Former Mayor Timothy Stewart, now president of the New Britain Chamber of Commerce, has been in the loop on the planning process for years. Stewart said last week that the RFP result is a disappointment for the city, but expressed confidence the developers will find a way to make the project a reality.
"It's a bump in the road for them, but it would have been a nice validation of their plan to be funded through this RFP," Stewart said.
He said the proposed project "has a lot of positive potential for that underutilized site."
Mayor Erin Stewart said the Myrtle Street corridor has long been on the city's targeted areas for redevelopment, and that Stanley has been working toward that goal.
"Our biggest thing about this project is the adaptive reuse of those buildings," said ErinStewart. "It's a huge corridor of this industrial wasteland."
Despite the RFP results, Stewart said she is hopeful that Thunderbird is able to secure financing commitments from outside investors soon.

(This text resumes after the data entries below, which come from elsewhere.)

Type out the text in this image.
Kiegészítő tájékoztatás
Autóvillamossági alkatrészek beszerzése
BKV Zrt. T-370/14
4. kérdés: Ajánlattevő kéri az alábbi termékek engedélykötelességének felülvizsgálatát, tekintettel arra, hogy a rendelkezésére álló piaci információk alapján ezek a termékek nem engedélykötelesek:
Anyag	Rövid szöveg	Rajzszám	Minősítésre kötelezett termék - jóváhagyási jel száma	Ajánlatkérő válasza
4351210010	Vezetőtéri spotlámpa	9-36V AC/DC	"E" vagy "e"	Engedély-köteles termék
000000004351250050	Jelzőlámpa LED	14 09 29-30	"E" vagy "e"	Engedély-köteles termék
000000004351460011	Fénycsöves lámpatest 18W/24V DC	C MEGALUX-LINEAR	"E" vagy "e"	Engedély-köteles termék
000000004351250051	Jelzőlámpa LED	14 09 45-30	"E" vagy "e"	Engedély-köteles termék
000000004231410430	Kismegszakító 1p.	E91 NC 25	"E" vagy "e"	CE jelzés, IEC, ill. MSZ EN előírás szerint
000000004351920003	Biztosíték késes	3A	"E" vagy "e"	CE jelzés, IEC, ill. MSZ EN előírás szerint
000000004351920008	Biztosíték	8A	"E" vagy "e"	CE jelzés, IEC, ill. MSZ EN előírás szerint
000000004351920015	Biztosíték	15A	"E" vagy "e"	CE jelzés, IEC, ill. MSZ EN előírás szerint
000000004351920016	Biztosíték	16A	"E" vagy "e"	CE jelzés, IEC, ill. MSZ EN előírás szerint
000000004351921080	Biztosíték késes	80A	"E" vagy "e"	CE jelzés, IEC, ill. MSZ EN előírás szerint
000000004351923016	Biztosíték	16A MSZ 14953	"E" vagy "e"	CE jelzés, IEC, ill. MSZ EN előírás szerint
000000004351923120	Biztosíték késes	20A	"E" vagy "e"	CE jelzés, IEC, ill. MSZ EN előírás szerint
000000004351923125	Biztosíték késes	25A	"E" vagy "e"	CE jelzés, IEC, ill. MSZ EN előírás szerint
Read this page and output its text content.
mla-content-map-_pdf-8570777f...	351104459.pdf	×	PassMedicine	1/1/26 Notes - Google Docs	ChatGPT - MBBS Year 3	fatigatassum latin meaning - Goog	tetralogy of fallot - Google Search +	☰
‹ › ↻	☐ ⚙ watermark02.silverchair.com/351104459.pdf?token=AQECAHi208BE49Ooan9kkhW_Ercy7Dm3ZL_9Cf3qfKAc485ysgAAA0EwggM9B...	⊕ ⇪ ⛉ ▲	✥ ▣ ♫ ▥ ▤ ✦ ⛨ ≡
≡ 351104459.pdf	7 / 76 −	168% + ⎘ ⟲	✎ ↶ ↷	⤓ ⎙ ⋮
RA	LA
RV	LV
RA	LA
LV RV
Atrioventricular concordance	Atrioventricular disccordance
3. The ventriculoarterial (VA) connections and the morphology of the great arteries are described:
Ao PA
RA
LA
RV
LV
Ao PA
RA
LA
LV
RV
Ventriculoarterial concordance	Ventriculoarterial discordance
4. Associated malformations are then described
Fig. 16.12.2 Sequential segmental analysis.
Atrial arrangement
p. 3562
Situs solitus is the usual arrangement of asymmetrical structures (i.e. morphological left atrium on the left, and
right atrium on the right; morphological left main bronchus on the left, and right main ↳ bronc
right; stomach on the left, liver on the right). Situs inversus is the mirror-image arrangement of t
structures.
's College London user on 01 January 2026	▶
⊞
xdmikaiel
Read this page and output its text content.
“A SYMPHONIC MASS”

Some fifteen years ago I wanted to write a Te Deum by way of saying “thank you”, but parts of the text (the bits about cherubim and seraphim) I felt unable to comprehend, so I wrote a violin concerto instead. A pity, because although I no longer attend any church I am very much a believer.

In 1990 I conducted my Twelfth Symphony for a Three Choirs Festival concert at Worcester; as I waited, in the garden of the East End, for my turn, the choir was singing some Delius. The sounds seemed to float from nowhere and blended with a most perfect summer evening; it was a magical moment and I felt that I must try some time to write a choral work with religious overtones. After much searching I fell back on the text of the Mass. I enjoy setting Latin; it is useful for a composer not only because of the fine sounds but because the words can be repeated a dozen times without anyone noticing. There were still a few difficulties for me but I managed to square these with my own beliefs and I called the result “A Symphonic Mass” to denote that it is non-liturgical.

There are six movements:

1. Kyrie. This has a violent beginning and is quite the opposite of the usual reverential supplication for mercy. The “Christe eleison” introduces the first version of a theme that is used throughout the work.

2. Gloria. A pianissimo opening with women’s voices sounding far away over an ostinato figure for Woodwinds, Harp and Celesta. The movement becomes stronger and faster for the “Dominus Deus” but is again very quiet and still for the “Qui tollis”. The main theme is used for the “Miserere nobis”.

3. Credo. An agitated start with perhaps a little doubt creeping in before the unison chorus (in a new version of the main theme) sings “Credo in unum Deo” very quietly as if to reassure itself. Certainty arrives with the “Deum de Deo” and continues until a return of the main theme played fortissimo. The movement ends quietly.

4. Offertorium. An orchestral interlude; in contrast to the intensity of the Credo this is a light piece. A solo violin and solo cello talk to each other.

As proposed, the tech park would be built in phases. Fuel cells would come first, followed by the buildout of the data center. Under the bid, Doosan had committed to completing delivery of the miniature power plants by the third quarter of 2018. Renovating additional buildings for potential commercial tenants would come at a later, yet-to-be-determined date.
Job creation, retention
Besides boosting New Britain's tax base, officials say the project is also important for its potential to secure jobs in the city.
A number of Stanley's older buildings are underutilized, which could incentivize the company to move or consolidate operations, either in New Britain or elsewhere, according to Carstensen's report.
Stanley announced in August that it would move 200 jobs from New Britain to Southington.
The company did not respond to questions for this story, including whether it concurs with Carstensen about the potential impacts of utilizing its properties more efficiently.
In an Oct. 25 letter to DEEP, state Sen. Terry Gerratana (D-New Britain) and her five fellow delegation members highlighted the economic impacts of the proposed project, appealing to DEEP to "carefully evaluate the economic development potential."
Gerratana said she was disappointed the project hadn't been selected as part of the RFP process. She said she has stayed informed about the project because of how important Stanley is to the city's economy.
"Of course we want to keep Stanley around," Gerratana said. "They're a Fortune 500."